I also set defaultRules.create to false. Leave it as true and it will create a bunch of alert rules based on Awesome Prometheus Alerts, which are all very nice, but you should do your own based on your needs.
An Alert Rule
Of course none of this is very useful unless we actually have an something to alert on. Let’s create one to get started.
Thanks to the Prometheus Operator, these are just a Kubernetes resource:
---
apiVersion: monitoring.coreos.com/v1
kind: PrometheusRule
metadata:
namespace: prometheus
name: targets
labels:
release: prometheus # this label has to be the release name prometheus-stack
spec:
groups:
- name: targets
rules:
- alert: PrometheusTargetMissing
expr: up == 0
for: 2m
labels:
severity: critical
annotations:
summary: "Prometheus target missing \\(instance {{ $labels.instance }}\\)"
description: "A Prometheus target has disappeared. An exporter might be crashed. \n VALUE = {{ $value }}\n LABELS = {{ $labels }}"

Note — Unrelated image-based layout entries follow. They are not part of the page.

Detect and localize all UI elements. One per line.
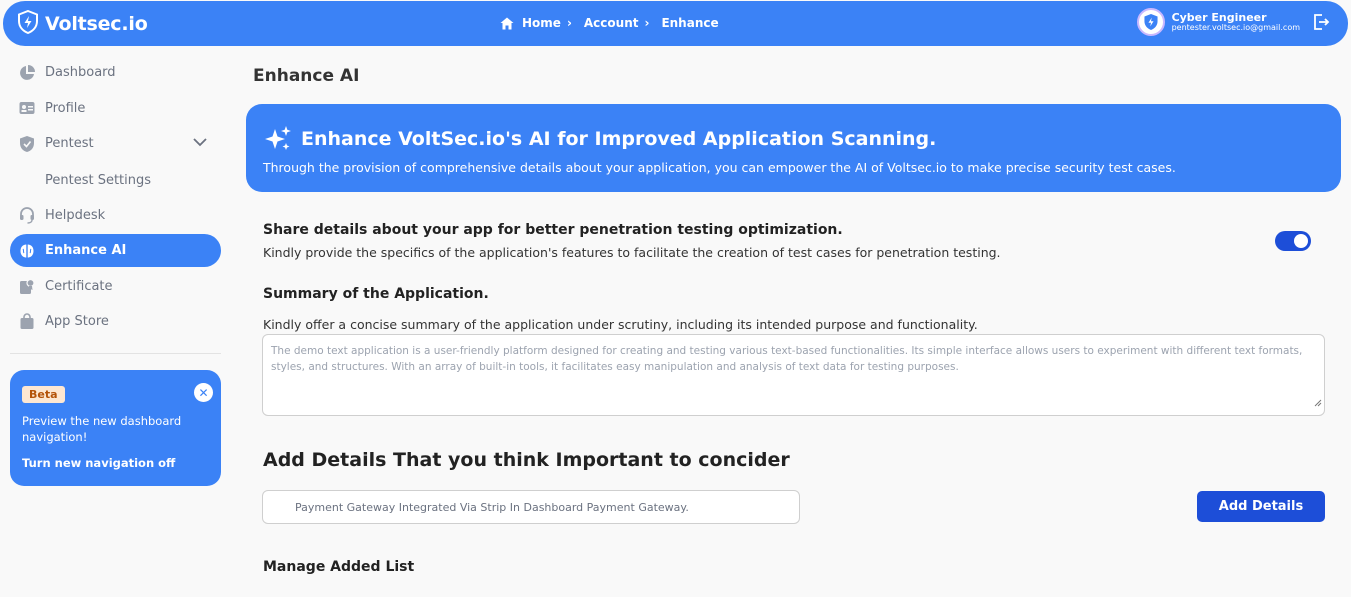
details-input[interactable]: Payment Gateway Integrated Via Strip In … <box>262 490 800 524</box>
toggle-knob <box>1294 234 1308 248</box>
breadcrumb: Home › Account › Enhance <box>500 16 719 30</box>
avatar[interactable] <box>1136 8 1165 36</box>
sparkles-icon <box>263 125 293 153</box>
user-email: pentester.voltsec.io@gmail.com <box>1171 22 1300 32</box>
chevron-right-icon: › <box>566 16 572 30</box>
breadcrumb-enhance[interactable]: Enhance <box>661 16 718 30</box>
sidebar-item-certificate[interactable]: Certificate <box>10 270 221 303</box>
shield-icon <box>18 135 36 153</box>
sidebar-item-label: App Store <box>45 314 109 329</box>
chevron-right-icon: › <box>644 16 650 30</box>
headset-icon <box>18 206 36 224</box>
brand-logo[interactable]: Voltsec.io <box>17 9 148 38</box>
summary-textarea[interactable]: The demo text application is a user-frie… <box>262 334 1325 416</box>
brand-name: Voltsec.io <box>45 13 148 35</box>
share-details-toggle[interactable] <box>1275 231 1311 251</box>
top-navbar: Voltsec.io Home › Account › Enhance Cybe… <box>3 1 1348 46</box>
share-details-title: Share details about your app for better … <box>263 222 843 238</box>
sidebar-item-label: Dashboard <box>45 65 116 80</box>
certificate-icon <box>18 277 36 295</box>
summary-placeholder: The demo text application is a user-frie… <box>271 345 1303 373</box>
manage-list-title: Manage Added List <box>263 559 415 575</box>
sidebar-item-label: Helpdesk <box>45 207 106 223</box>
sidebar-item-label: Pentest <box>45 136 94 151</box>
breadcrumb-home[interactable]: Home <box>522 16 561 30</box>
close-icon[interactable]: ✕ <box>194 383 213 402</box>
banner-title: Enhance VoltSec.io's AI for Improved App… <box>301 128 937 150</box>
page-title: Enhance AI <box>253 66 360 86</box>
beta-description: Preview the new dashboard navigation! <box>22 414 182 445</box>
pie-chart-icon <box>18 64 36 82</box>
info-banner: Enhance VoltSec.io's AI for Improved App… <box>246 104 1341 192</box>
sidebar-divider <box>10 353 221 354</box>
sidebar: Dashboard Profile Pentest Pentest Settin… <box>10 56 221 486</box>
id-card-icon <box>18 99 36 117</box>
logout-icon[interactable] <box>1312 13 1330 31</box>
sidebar-item-dashboard[interactable]: Dashboard <box>10 56 221 89</box>
user-menu[interactable]: Cyber Engineer pentester.voltsec.io@gmai… <box>1136 8 1330 36</box>
sidebar-item-label: Profile <box>45 100 86 116</box>
brain-icon <box>18 242 36 260</box>
sidebar-item-pentest-settings[interactable]: Pentest Settings <box>10 163 221 199</box>
resize-handle-icon[interactable] <box>1313 397 1322 413</box>
sidebar-item-helpdesk[interactable]: Helpdesk <box>10 199 221 232</box>
sidebar-item-pentest[interactable]: Pentest <box>10 127 221 160</box>
share-details-description: Kindly provide the specifics of the appl… <box>263 245 1001 260</box>
bag-icon <box>18 313 36 331</box>
breadcrumb-account[interactable]: Account <box>584 16 639 30</box>
details-input-value: Payment Gateway Integrated Via Strip In … <box>295 500 689 514</box>
sidebar-item-app-store[interactable]: App Store <box>10 305 221 338</box>
summary-description: Kindly offer a concise summary of the ap… <box>263 317 978 332</box>
beta-badge: Beta <box>22 386 65 403</box>
summary-title: Summary of the Application. <box>263 286 489 302</box>
sidebar-item-label: Certificate <box>45 278 113 294</box>
add-details-title: Add Details That you think Important to … <box>263 449 790 471</box>
sidebar-item-label: Pentest Settings <box>45 173 152 188</box>
beta-card: Beta ✕ Preview the new dashboard navigat… <box>10 370 221 486</box>
chevron-down-icon[interactable] <box>193 136 207 151</box>
home-icon[interactable] <box>500 17 514 30</box>
shield-bolt-icon <box>17 9 39 38</box>
sidebar-item-label: Enhance AI <box>45 243 127 258</box>
sidebar-item-enhance-ai[interactable]: Enhance AI <box>10 234 221 267</box>
add-details-button[interactable]: Add Details <box>1197 491 1325 522</box>
banner-subtitle: Through the provision of comprehensive d… <box>263 160 1176 175</box>
user-name: Cyber Engineer <box>1171 10 1267 24</box>
turn-off-navigation-link[interactable]: Turn new navigation off <box>22 456 209 470</box>
sidebar-item-profile[interactable]: Profile <box>10 92 221 125</box>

That is our first one and the first thing to notice is that it is associated with Prometheus, not Alertmanager (metadata.labels.release) as the alert is actually sent by Prometheus, with Alertmanager only dealing with routing that alert. The actual rule that generates the alert is expr. In this case, if up == 0 for 2 minutes, it sends a critical alert.

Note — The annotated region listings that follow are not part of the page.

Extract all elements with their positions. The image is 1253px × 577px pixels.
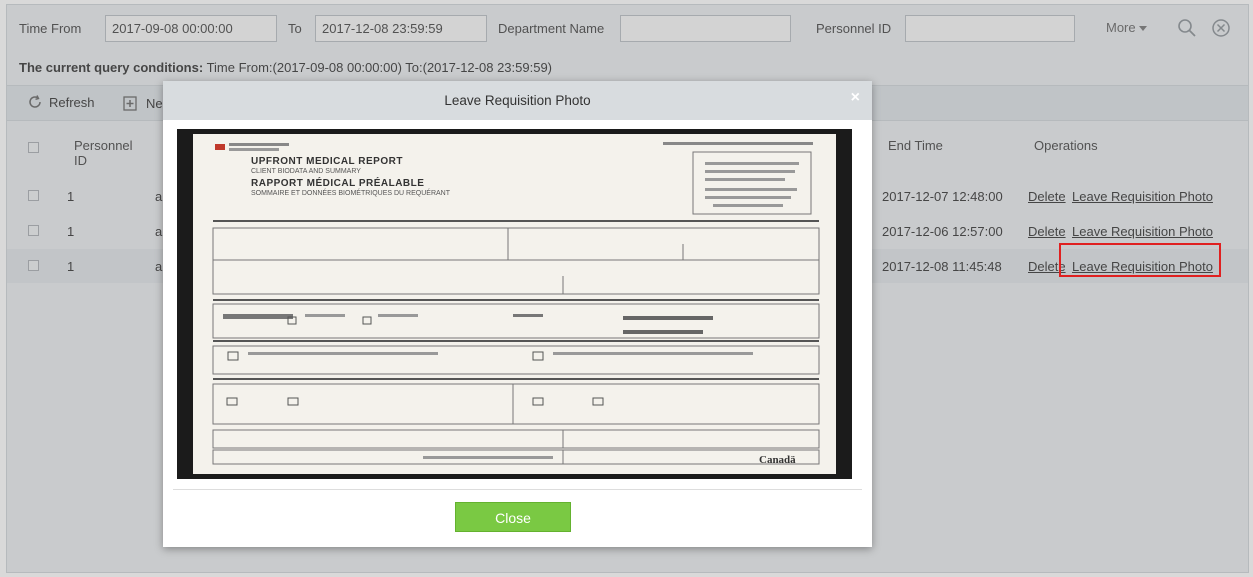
leave-photo-dialog: Leave Requisition Photo × UPFRONT MEDICA… <box>163 81 872 547</box>
dialog-header: Leave Requisition Photo × <box>163 81 872 120</box>
doc-title-2: RAPPORT MÉDICAL PRÉALABLE <box>251 178 425 189</box>
document-scan: UPFRONT MEDICAL REPORT CLIENT BIODATA AN… <box>193 134 836 474</box>
dialog-title: Leave Requisition Photo <box>444 93 591 108</box>
doc-title-1: UPFRONT MEDICAL REPORT <box>251 156 403 167</box>
close-button[interactable]: Close <box>455 502 571 532</box>
leave-requisition-photo: UPFRONT MEDICAL REPORT CLIENT BIODATA AN… <box>177 129 852 479</box>
highlight-box <box>1059 243 1221 277</box>
dialog-divider <box>173 489 862 490</box>
doc-subtitle-2: SOMMAIRE ET DONNÉES BIOMÉTRIQUES DU REQU… <box>251 190 451 197</box>
doc-canada-wordmark: Canadä <box>759 454 796 466</box>
dialog-close-icon[interactable]: × <box>851 89 860 107</box>
doc-subtitle-1: CLIENT BIODATA AND SUMMARY <box>251 168 361 175</box>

That is an incredibly basic alert, which simply tells us an export has gone down. Let’s create one that does an actual PromQL query. Simply add this to the spec.groups.name.rules list:
# node_exporter related metrics for alert
- alert: HostOutOfMemory
expr: (node_memory_MemAvailable_bytes / node_memory_MemTotal_bytes < .10)
for: 2m
labels:
severity: warning
annotations:
summary: Host out of memory (instance {{ $labels.instance }})
description: "Node memory is filling up (< 10% left)\n VALUE = {{ $value }}\n LABELS = {{ $labels }}"
This one goes a little further by performing some simple arithmetic on a couple of metrics (node_memory_MemAvailable_bytes and node_memory_MemTotal_bytes) to see if the node is at risk of running out of memory. Here we can add the severity label warning instead of critical.
Conclusion
With a Telegram bot, an AlertmanagerConfig route, and a few alert rules, your homelab can now emit Prometheus alerts to a channel you can mute and glance at later. The flow is simple: Prometheus detects issues, Alertmanager routes them by severity, and Telegram delivers concise, Markdown‑formatted messages without interrupting your night. Because the setup uses the same production‑grade primitives (Prometheus Operator resources and Helm values) you can grow it at your own pace: add more rules, tweak group intervals, or introduce additional receivers for daytime chatter or pager‑escalation. In short, you get useful visibility without the noise.